Na semana que passou, o poder executivo de Pinhalzinho se comprometeu com a Promotoria de Justiça, a implantar o Centro de Atenção Psicossocial (CAPS) no município. 


O CAPS nas suas diferentes modalidades são pontos de atenção estratégicos da Rede de Atenção Psicossocial (RAPS): serviços de saúde de caráter aberto e comunitário constituído por equipe multiprofissional e que atua sobre a ótica interdisciplinar e realiza prioritariamente atendimento às pessoas com sofrimento ou transtorno mental, incluindo aquelas com necessidades decorrentes do uso de álcool e outras drogas, em sua área territorial, seja em situações de crise ou nos processos de reabilitação psicossocial e são substitutivos ao modelo asilar.


Conforme o prefeito, Mário Afonso Woitexem, o CAPS não atende casos básicos, atende casos de média e alta complexidade, dentro da saúde mental, e casos de média e alta complexidade são de responsabilidade do Estado e não do município. 


Ele ressalta que, no ano de 2012, em um levantamento realizado pela Secretaria de Estado da Saúde, contatou que o município de Pinhalzinho era deficiente no que se refere ao tratamento da saúde mental. “Em 2013, o governo federal editou duas portarias, uma delas colocou incentivos financeiros para que os municípios colocassem uma unidade de CAPS para fazer um atendimento regional. No ano de 2015, o município abriu um CAPS para fazer atendimento regional, atendendo além de Pinhalzinho os municípios de Serra Alta, Bom Jesus do Oeste e Sul Brasil. Isso previa que a União mandaria cerca de R$ 800 mil para que o município construísse a unidade e posteriormente o governo federal apoiaria com o valor em torno de R$ 28 mil para custear os atendimentos.
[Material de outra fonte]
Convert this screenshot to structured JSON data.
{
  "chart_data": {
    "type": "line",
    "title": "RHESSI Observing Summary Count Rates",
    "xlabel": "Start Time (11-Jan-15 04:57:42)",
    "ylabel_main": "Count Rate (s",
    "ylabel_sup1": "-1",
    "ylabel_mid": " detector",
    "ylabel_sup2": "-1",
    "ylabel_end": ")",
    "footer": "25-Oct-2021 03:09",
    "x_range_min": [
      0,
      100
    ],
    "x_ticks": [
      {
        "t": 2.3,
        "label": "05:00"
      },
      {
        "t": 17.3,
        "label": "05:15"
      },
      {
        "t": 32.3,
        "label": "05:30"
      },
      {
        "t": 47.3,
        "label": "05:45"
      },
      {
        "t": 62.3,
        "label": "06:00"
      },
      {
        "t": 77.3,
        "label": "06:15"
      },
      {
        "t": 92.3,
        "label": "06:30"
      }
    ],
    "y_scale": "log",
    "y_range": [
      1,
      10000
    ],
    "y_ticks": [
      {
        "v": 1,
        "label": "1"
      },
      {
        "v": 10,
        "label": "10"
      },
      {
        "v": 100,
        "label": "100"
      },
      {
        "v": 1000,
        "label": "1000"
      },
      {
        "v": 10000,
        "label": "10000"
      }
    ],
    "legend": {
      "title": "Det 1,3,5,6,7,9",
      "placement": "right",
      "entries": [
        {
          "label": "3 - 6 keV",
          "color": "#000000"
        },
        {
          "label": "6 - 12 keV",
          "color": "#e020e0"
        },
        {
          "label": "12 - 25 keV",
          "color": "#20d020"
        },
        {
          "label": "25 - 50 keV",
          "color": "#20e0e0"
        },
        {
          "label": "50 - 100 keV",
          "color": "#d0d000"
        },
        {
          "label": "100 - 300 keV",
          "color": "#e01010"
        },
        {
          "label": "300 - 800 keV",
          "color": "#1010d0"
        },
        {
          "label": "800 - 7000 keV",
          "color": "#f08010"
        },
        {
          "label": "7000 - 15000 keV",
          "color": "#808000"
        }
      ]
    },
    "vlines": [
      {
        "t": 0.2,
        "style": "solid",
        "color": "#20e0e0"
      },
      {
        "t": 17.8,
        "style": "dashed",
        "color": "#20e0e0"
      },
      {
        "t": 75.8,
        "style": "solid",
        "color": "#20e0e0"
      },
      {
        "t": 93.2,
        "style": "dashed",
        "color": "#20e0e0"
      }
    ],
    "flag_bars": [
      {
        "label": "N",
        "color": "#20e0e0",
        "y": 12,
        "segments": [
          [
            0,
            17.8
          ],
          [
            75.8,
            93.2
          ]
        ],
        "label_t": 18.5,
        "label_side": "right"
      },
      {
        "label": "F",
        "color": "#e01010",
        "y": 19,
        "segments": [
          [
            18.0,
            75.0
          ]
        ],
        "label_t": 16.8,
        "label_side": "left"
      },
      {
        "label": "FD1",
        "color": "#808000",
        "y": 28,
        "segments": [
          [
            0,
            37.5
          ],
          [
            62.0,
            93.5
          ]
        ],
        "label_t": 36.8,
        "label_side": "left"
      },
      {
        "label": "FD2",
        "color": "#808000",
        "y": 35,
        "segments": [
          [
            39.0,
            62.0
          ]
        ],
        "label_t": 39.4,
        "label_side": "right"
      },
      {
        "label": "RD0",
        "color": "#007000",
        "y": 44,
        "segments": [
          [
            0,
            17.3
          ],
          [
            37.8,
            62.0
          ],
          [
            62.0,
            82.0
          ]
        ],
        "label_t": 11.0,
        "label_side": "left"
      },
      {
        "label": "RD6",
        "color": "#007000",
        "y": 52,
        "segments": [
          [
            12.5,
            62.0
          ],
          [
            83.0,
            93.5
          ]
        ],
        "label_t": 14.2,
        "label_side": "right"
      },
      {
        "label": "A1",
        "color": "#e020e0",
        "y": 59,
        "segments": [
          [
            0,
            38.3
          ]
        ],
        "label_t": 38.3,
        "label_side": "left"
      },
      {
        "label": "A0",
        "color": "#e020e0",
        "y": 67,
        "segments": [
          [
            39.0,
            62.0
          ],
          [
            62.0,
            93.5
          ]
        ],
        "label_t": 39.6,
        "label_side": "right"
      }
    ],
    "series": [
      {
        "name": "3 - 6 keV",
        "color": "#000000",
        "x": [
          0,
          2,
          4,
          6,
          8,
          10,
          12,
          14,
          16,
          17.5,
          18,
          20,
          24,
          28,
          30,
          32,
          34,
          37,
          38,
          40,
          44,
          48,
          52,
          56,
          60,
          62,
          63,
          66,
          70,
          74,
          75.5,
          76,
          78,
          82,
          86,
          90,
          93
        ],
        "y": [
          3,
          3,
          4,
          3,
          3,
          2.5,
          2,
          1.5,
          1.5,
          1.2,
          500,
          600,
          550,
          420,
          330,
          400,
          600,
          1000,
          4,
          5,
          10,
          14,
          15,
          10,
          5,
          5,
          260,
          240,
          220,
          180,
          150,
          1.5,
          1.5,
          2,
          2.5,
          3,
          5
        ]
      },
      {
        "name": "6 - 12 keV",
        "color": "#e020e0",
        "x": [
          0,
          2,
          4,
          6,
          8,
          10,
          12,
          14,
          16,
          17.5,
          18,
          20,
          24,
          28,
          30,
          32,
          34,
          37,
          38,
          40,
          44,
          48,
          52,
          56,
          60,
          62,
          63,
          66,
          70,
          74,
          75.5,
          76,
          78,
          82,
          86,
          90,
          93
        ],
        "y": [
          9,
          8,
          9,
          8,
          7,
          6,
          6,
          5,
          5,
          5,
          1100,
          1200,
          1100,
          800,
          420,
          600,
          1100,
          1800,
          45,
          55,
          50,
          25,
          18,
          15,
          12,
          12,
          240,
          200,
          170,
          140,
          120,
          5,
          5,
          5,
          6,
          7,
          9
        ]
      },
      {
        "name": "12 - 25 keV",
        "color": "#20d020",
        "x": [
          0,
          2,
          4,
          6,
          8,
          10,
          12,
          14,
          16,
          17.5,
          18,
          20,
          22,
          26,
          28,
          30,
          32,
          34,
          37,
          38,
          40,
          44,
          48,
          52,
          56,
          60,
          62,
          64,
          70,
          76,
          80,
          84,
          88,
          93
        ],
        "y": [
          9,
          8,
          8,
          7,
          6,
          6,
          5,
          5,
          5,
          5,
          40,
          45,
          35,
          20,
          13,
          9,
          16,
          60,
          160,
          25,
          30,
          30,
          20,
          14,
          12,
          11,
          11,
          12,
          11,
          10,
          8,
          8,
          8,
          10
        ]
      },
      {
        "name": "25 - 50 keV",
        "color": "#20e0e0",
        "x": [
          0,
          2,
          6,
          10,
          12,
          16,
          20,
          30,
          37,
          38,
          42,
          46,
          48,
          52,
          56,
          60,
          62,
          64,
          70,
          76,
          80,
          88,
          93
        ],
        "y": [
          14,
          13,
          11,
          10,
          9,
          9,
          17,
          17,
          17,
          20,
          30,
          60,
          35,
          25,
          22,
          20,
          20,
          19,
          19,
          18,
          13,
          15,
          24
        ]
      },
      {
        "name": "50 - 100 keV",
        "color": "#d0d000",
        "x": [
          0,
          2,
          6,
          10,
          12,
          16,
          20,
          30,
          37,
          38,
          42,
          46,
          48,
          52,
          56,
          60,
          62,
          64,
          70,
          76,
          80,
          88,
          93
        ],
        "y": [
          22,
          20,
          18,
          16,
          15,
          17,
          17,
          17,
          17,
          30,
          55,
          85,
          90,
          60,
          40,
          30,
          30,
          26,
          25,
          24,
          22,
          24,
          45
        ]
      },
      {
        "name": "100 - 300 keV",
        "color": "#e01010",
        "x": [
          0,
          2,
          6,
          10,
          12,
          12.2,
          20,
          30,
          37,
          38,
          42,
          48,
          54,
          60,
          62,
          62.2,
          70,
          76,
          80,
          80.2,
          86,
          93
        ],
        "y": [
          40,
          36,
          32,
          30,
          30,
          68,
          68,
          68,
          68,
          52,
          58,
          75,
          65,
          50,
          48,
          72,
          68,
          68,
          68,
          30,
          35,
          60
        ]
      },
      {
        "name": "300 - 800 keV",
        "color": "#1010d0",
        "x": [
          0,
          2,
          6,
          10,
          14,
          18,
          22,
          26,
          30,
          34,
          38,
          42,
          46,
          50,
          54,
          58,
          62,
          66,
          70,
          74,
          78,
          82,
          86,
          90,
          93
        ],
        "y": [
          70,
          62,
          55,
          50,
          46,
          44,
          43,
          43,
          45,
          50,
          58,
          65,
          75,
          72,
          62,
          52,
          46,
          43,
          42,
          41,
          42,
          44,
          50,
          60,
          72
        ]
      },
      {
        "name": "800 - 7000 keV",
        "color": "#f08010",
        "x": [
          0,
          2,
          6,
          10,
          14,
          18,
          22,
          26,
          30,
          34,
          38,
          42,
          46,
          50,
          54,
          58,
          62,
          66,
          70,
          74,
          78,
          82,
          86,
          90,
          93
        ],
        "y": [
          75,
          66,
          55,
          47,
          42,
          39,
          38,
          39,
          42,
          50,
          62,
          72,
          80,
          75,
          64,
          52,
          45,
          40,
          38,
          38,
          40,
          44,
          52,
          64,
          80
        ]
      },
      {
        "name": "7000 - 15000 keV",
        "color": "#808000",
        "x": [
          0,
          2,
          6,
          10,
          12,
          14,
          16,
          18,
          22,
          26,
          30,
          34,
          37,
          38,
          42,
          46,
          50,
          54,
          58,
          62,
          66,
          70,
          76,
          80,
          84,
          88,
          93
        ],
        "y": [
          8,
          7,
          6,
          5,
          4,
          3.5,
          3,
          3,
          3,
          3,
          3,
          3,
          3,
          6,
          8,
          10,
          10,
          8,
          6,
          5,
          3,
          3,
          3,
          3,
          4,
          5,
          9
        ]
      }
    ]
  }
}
Mas infelizmente isso só ficou na conversa. Não veio o dinheiro para a construção e nem o apoio financeiro para custear”, menciona o prefeito.


Quando assumiram o governo, Woitexem diz que realizaram um levantamento de tudo o que o município bancava sozinho e estendia os serviços a outros municípios. “Na situação do CAPS, conversamos com os prefeitos dos demais municípios e pedimos para que nos auxiliassem na manutenção dos serviços e os mesmos se recusaram em ajudar. Assim como, o CAPS que o município tinha era um serviço precário, não era bem um modelo de CAPS. Em razão disso, mantivemos o serviço de atendimento psicossocial, com profissionais e formamos grupos de atendimento, deixando a sigla CAPS de lado”, aponta o prefeito.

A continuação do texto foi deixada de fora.